La vio otra vez nada más salir del ascensor en el piso décimo quinto: ella estaba mirando la puerta que se abría, y a Abengoa le pareció que la miraba con mucho miedo, aunque la expresión en la cara de ella cambió instantáneamente cuando los dos se encontraron. Estaba inclinada, una rodilla más alta que la otra, una mano tratando de ajustar en el pie izquierdo un zapato negro de tacón. La mucama vieja limpiaba en el otro extremo del pasillo el marco dorado de un cuadro.

-Se me ha torcido -dijo ella- Según caminaba casi me caí.

-¿Se ha hecho usted daño? -Abengoa imitaba al hablarme el tono caballeroso que empleó con ella-. Si me lo permite, le ayudo.

-Estaba por pedírselo.

Comprendió enseguida, me dijo, que la torcedura era un pretexto: ella se incorporó apoyándose en él, lo tomó del brazo mientras caminaban hacia la puerta de su habitación, le pasó la llave para que abriese él. Abengoa cerró por dentro, y antes de que se volviera la mujer ya le abrazaba la espalda, aplastando contra él sus caderas, moviéndose onduladamente, rozándolo sin el menor residuo de pudor. Aquí debo repetir, no sin embarrassment, las mismas palabras que me dijo Abengoa: "Restregándoseme toda".
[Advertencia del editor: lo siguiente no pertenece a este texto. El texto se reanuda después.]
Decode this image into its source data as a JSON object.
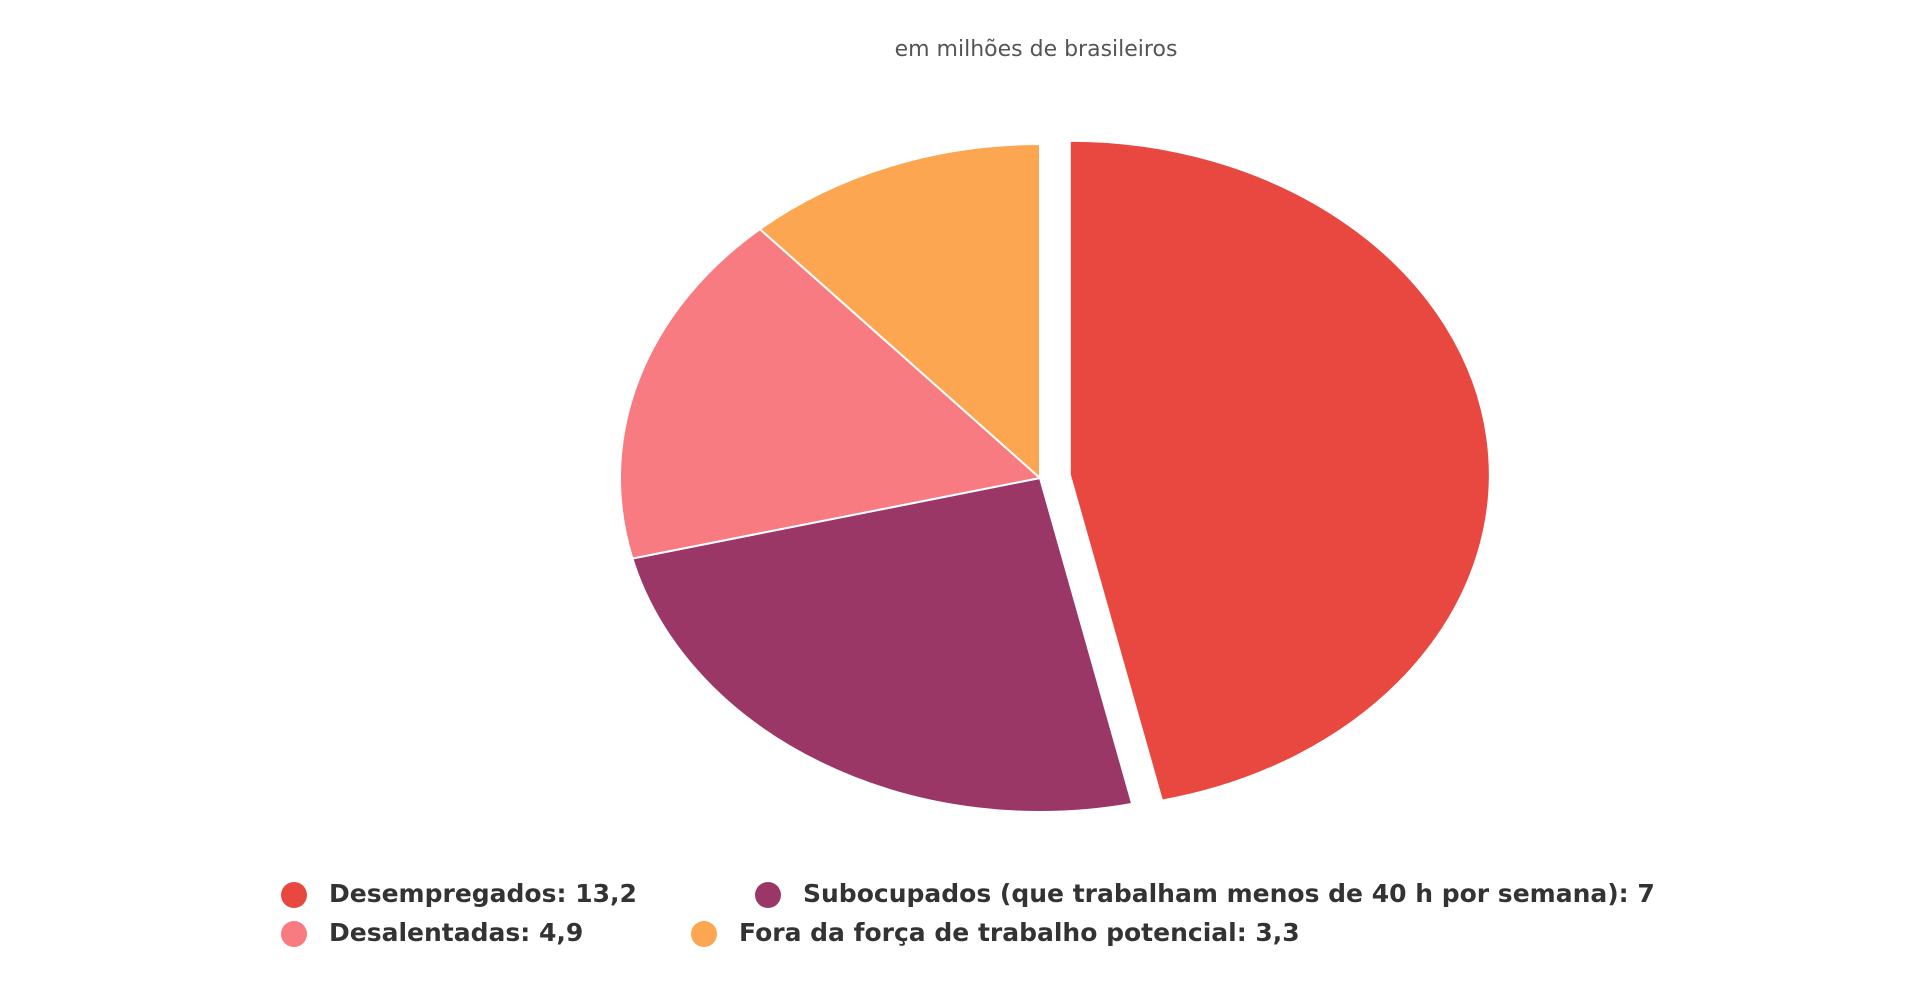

Es obvio que no me ahorró a continuación detalles sobre su performance, que aún pareciéndole a él inusitados seguían muy estrechamente las secuencias narrativas de las adult movies, al menos en lo que concernía a la insaciabilidad de la mujer y a lo infatigable de su propia potencia, así como a determinados topo¡ del discurso pornográfico que inciden en prácticas sexuales no connotativas de la reproducción, y por lo tanto potencialmente transgresoras. En el clímax de su relato, Abengoa se olvidaba de todo, hasta de que dicho relato presuponía un destinatario, es decir, yo. Cuando me dijo que se quedaron dormidos después del amanecer tenía una sonrisa casi obscena de satisfacción, que me hizo pensar en la discutida hipótesis de Andrea Billington sobre una posible textual ejaculation.

-Por la mañana nos dimos cuenta de que no sabíamos nuestros nombres -dijo Abengoa con orgullo, con vanagloria íntima-. Se llama Carlota. Carlota Fainberg. Y no voy a verla nunca más en mi vida.